The Trident can take a beating according to Linderman. While up close and personal with the crew you can feel the camaraderie. It makes you want to trade a patrol cap for a hard hat, find some gloves, and start working. It is an invigorating experience to see men and women working side by side, looking out for each other because they care for one another. Whoever I spoke with told me they wanted to be here and nowhere else.
“You got to be rough and tough and ready to work hard. My favorite part is putting together sections mostly because we are the only soldiers in the Army that do this,” said Cpl. Justin Soucy, a watercraft specialist with the company.
“Best thing about causeway is the hard work and the people. It takes dedication to the unit to do this job. It is hard and dangerous work but only the dedicated stay on,” said Spc. Michael Ray, an assistant Coxswain who has been helping guide the warping tugs, whom have two engines to go lateral, front and back, guide the sections in place.
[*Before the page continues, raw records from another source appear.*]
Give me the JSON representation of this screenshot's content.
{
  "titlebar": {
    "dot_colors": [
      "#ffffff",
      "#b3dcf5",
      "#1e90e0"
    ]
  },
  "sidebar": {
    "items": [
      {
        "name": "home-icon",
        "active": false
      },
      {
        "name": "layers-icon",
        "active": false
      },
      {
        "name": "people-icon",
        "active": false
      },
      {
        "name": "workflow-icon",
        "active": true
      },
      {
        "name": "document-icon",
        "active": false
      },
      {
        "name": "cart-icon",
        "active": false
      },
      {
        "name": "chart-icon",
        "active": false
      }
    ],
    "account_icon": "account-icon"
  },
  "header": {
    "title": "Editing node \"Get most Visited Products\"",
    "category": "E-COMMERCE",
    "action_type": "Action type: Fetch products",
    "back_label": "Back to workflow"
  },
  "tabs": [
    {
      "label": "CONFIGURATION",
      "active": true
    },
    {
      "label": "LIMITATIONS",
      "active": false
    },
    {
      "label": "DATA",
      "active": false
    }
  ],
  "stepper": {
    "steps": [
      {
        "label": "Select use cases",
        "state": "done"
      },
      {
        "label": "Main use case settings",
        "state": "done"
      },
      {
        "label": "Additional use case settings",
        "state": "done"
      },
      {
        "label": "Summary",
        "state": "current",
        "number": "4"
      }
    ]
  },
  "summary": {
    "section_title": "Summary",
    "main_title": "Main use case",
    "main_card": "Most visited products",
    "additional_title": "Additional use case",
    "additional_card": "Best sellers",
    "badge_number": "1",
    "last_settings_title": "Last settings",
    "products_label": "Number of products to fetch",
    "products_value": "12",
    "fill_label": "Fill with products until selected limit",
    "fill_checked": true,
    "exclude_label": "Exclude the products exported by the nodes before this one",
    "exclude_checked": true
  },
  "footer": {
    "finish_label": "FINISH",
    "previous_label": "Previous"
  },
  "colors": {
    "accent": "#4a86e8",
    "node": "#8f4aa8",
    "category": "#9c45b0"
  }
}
The next day is more anxious then the one previous. It is 4:30 p.m. and the crowd stands on the shore while three bulldozers maul the beach, pushing and pulling sand, creating a makeshift duck pond. The water-filled pond will allow the pier to extend beyond the shore above the current sea level. It seems to be a large operation for this one moment, even at the beginning stage of JLOTS, which makes you wonder what so important about the Trident?
“This is like our Super Bowl for us. This is the years’ biggest event and this is how we show how important we are to the Army,” said 331st Trans. Co. commander Capt. Christina Shelton. “A perfect example was our recent mission to Antarctica assisting the National Science Foundation. Their ice pier which can usually handle the offloading of trucks, containers, heavy equipment and supplies wasn’t capable this year. We were a great candidate because compared to civilian sea operations and the Navy we are very mobile and able to travel around the world by rail, air, and sea. We had a month to prepare then we headed out the door.”
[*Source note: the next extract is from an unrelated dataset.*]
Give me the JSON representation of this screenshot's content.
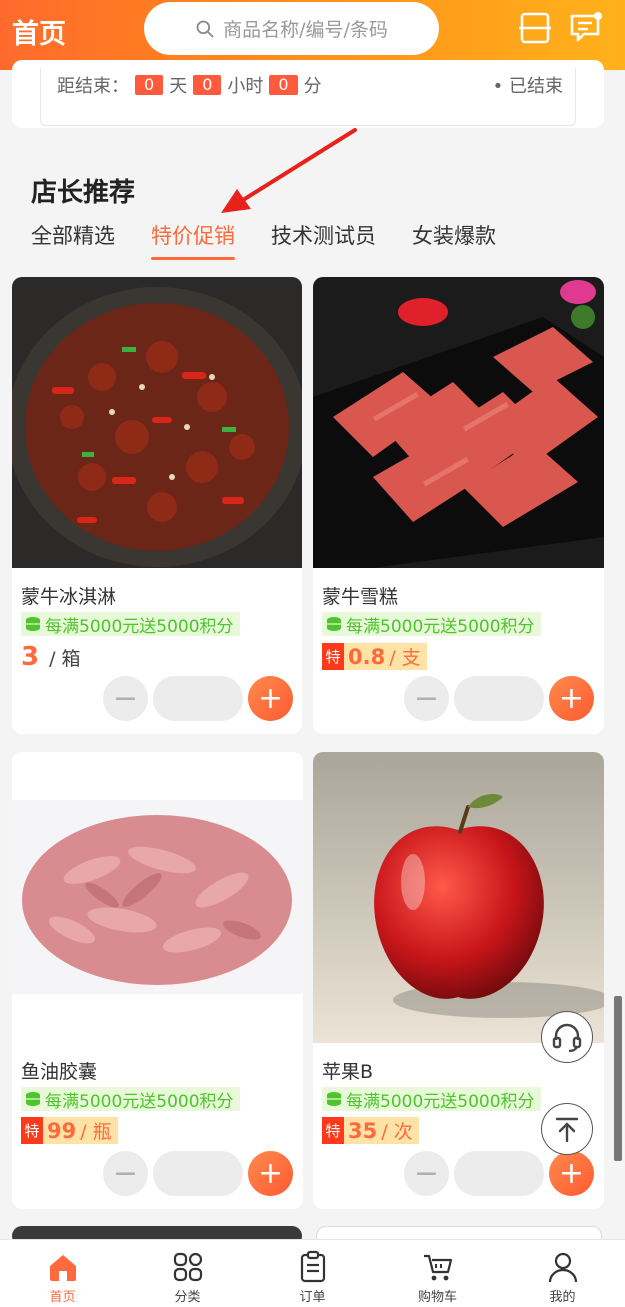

The pond has been broken setting the stage for the Trident to makes its initial stab. It takes four Landing Craft Mechanized boats to tow the pier in the correct position. The waves were splashing around, dolphins which can be seen in the late evening ocean are moving away as fast they can, when finally, crash! The pier has made the stab! If this was a real world mission, the stabbing would have been called a success. Col Lawrence Kominiak, 7th Sus. Bde. commander, was on hand for the successful attempt.
During JLOTS, the Trident crews worked 12 hour shifts. After the pier heavily pierced the beach, the crews moved across the beach with ease making their way to the buses that will take them home for a much needed break. Then the relief moves on deck knowing the Trident is properly constructed, giving them safe passage along the Atlantic Coast.
The Trident, as in Greek mythology, holds strong and true wielding its strength, flowing easily through the water like a bird in the sky. When devastation occurs on beaches and coasts around the world and a helping hand is in need, the Trident moves into action and gives a sense of ease just the touch of its mighty spear.